Re: Should RCU_BOOST kernels use hrtimers in GP kthread?

"Paul E. McKenney" <paulmck@xxxxxxxxxx> · Wed, 17 Feb 2021 11:19:07 -0800

On Wed, Feb 17, 2021 at 07:01:59PM +0100, Sebastian Andrzej Siewior wrote:
> On 2021-02-17 07:54:47 [-0800], Paul E. McKenney wrote:
> > > I though boosting is accomplished by acquiring a rt_mutex in a
> > > rcu_read() section. Do you have some code to point me to, to see how a
> > > timer is involved here? Or is it the timer saying that *now* boosting is
> > > needed.
> > 
> > Yes, this last, which is in the grace-period kthread code, for example,
> > in rcu_gp_fqs_loop().
> >
> > > If your hrtimer is a "normal" hrtimer then it will be served by
> > > ksoftirqd, too. You would additionally need one of the
> > > HRTIMER_MODE_*_HARD to make it work.
> > 
> > Good to know.  Anything I should worry about for this mode?
> 
> Well. It is always hardirq. No spinlock_t, etc. within that callback.
> If you intend to wake a thread, that thread needs an elevated priority
> otherwise it won't be scheduled (assuming there is a RT tasking running
> which would block otherwise ksoftirqd).

Good to know, thank you!  I believe that all the needed locks are already
raw spinlocks, but the actual kernel code always takes precedence over
one's beliefs.

> Ah. One nice thing is that you can move the RCU threads to a house
> keeping CPU - away from the CPU(s) running the RT tasks. Would this
> scenario be still affected (if ksoftirqd would be blocked)?

At this point, I am going to say that it is the sysadm's job to place
the rcuo kthreads, and if they are placed poorly, life is hard.

This means that I need to create a couple of additional polling RCU
grace-period functions for rcutorture's priority-boosting use, but I
probably should have done that a long time ago.  Simpler to just call a
polling API occasionally than to handle all the corner cases of keeping
an RCU callback queued.

> Oh. One thing I forgot to mention: the timer_list timer is nice in terms
> of moving forward (the timer did not fire, the condition is true and you
> move the timeout forward).
> A hrtimer timer on the other hand needs to be removed, forwarded and
> added back to the "timer tree". This is considered more expensive
> especially if the timer does not fire.

There are some timers that are used to cause a wakeup to happen from
a clean environment, but maybe these can instead use irq-work.

> > Also, the current test expects callbacks to be invoked, which involves a
> > number of additional kthreads and timers, for example, in nocb_gp_wait().
> > I suppose I could instead look at grace-period sequence numbers, but I
> > believe that real-life use cases needing RCU priority boosting also need
> > the callbacks to be invoked reasonably quickly (as in within hundreds
> > of milliseconds up through very small numbers of seconds).
> 
> A busy/overloaded kvm-host could lead to delays by not scheduling the
> guest for a while.

That it can!  Aravinda Prasad prototyped a mechanism hinting to the
hypervisor in such cases, but I don't know that this ever saw the light
of day.

> My understanding of the need for RCU boosting is to get a task,
> preempted (by a RT task) within a RCU section, back on the CPU to
> at least close the RCU section.
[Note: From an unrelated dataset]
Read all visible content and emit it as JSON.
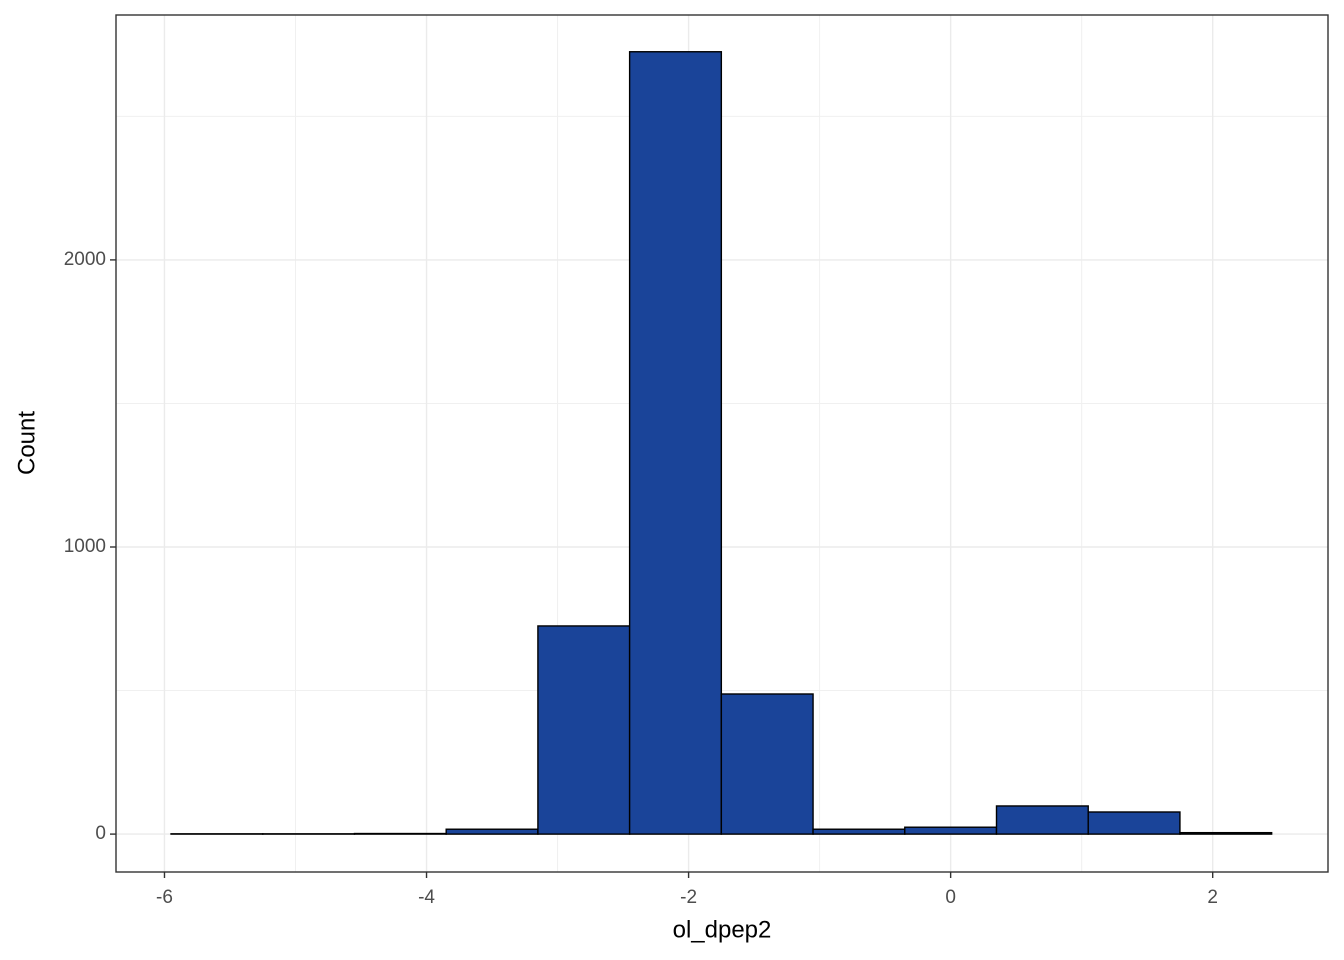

So it is possible to run RCU callbacks
> and free memory.
> The 10 seconds without RCU callbacks shouldn't be bad unless the OOM
> killer got nervous (and if we had memory allocation failures).
> Also, running thousands of accumulated callbacks isn't good either.

Sounds good, thank you!

							Thanx, Paul

> > Thoughts?
> > 
> > 							Thanx, Paul
> Sebastian